3. Assess precision vs recall — Design reward function I will try to skip the statistical jargon to keep this explanation as simple as possible. But precision and recall are statistical terms that measure the relevancy of results returned by an algorithm.
When designing for AI, the model will have to be tuned for precision or recall. This will define the accuracy of the model. This process is called
designing the reward function and should be a collaborative process (again) taken over by UX, Product, and Engineering. The decisions made in this step will be key to the AI deployment success and will dramatically affect the final experience for your users.
Before diving into the concept of precision and recall, let me recap for you what in statistic
Type I (false positive) and Type II (false negative) errors are.
Imagine you have an AI service to run cancer diagnosis. The AI model will predict whether or not a person has cancer. These kinds of models are called "binary classifiers". I will use them as a simple example for understanding how algorithms can be right or wrong.
When
binary classifiers make predictions (have or haven't cancer), there are only four possible outcomes:
- True positives. When the model correctly predicts a positive outcome. A person has cancer and the AI predicts effectively the person has cancer.
- True negatives. When the model correctly predicts a negative outcome. A person hasn't cancer and the AI predicts effectively that the person is free of cancer.
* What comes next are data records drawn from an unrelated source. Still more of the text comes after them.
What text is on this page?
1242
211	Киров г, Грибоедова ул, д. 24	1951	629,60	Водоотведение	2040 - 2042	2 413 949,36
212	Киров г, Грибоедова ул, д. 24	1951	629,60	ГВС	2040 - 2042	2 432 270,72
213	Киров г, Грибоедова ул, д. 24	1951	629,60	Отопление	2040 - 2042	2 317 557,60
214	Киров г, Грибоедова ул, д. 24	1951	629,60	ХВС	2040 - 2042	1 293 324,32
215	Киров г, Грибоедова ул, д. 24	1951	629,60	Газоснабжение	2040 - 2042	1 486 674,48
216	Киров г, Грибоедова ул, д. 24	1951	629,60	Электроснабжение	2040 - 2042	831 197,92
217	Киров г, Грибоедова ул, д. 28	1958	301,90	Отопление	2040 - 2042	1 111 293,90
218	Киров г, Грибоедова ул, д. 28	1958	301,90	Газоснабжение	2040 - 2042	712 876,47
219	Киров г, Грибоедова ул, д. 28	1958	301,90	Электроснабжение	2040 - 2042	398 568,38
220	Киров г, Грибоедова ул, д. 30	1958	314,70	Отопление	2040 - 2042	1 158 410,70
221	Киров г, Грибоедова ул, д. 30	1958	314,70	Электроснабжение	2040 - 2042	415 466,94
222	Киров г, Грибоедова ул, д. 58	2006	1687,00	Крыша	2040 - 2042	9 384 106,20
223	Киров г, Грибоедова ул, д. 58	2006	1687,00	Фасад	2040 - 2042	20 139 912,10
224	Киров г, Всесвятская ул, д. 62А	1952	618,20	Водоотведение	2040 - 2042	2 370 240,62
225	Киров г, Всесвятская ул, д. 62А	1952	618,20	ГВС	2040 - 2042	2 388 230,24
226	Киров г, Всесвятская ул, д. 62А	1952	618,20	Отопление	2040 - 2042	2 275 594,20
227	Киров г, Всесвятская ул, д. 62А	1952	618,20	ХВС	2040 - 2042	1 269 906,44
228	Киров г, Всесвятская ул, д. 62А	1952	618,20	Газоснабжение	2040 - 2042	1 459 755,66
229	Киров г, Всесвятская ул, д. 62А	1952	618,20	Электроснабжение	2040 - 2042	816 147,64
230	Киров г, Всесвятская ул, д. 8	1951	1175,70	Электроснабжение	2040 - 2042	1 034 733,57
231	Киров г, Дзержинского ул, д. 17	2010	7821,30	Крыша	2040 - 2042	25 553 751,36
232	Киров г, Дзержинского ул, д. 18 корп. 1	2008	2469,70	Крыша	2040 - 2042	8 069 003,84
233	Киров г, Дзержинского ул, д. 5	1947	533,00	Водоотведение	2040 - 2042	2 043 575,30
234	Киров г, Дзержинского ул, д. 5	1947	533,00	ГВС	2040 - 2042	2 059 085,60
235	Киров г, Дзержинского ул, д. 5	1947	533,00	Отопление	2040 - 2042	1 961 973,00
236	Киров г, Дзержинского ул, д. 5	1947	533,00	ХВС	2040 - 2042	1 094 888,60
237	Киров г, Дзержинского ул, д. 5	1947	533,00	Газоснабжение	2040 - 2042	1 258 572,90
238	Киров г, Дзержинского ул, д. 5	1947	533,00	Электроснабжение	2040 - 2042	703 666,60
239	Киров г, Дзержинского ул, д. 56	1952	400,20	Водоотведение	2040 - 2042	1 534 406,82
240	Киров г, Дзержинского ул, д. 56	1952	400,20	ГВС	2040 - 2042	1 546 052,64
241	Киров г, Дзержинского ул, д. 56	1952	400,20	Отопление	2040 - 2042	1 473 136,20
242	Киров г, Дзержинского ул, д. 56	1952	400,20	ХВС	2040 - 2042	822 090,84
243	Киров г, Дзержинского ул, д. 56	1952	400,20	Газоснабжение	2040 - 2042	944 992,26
- False positives. When the model incorrectly predicts a positive outcome. A person hasn't cancer but the AI predicts that the person has cancer.
- False negatives. When the model incorrectly predicts a negative outcome. A person has cancer but the AI wrongly predicts that the person hasn't cancer
In this case, what worse for the user? Be wrongly predicted with cancer but been free of it. Or having cancer and the system wrongly predicts that the person is free from cancer? This duality will be the difference of tuning the system for precision or for recall. So, trade-offs must be involved in this process.
Now that you are clear about what is Type I and Type II errors, let us dive into the concept of precision and recall.
- Optimizing for Precision means that the AI model will use only the precisely correct answers, but it will miss some questionable positive cases (people how to have cancer and are detected as free of cancer). The higher the precision, the more confident you can be that any model output is correct. However, the tradeoff is that you will increase the number of false negatives by excluding possibly relevant results. It will show only cancer people, but it will miss some diagnosis. It won't find all the correct answers, only the clear cases.
- Optimizing for Recall means that the AI model will use all the right answers it finds, even if it displays a few wrong answers (people how to haven't cancer and are detected as cancer). The higher the recall, the more confident you can be that all the relevant results are included somewhere in the output. However, the tradeoff is that you will increase the number of false positives by including possibly irrelevant results. It will show cancer people, but also a few wrongly diagnosis of cancers. It will find all the correct answers and a few more wrong diagnosis.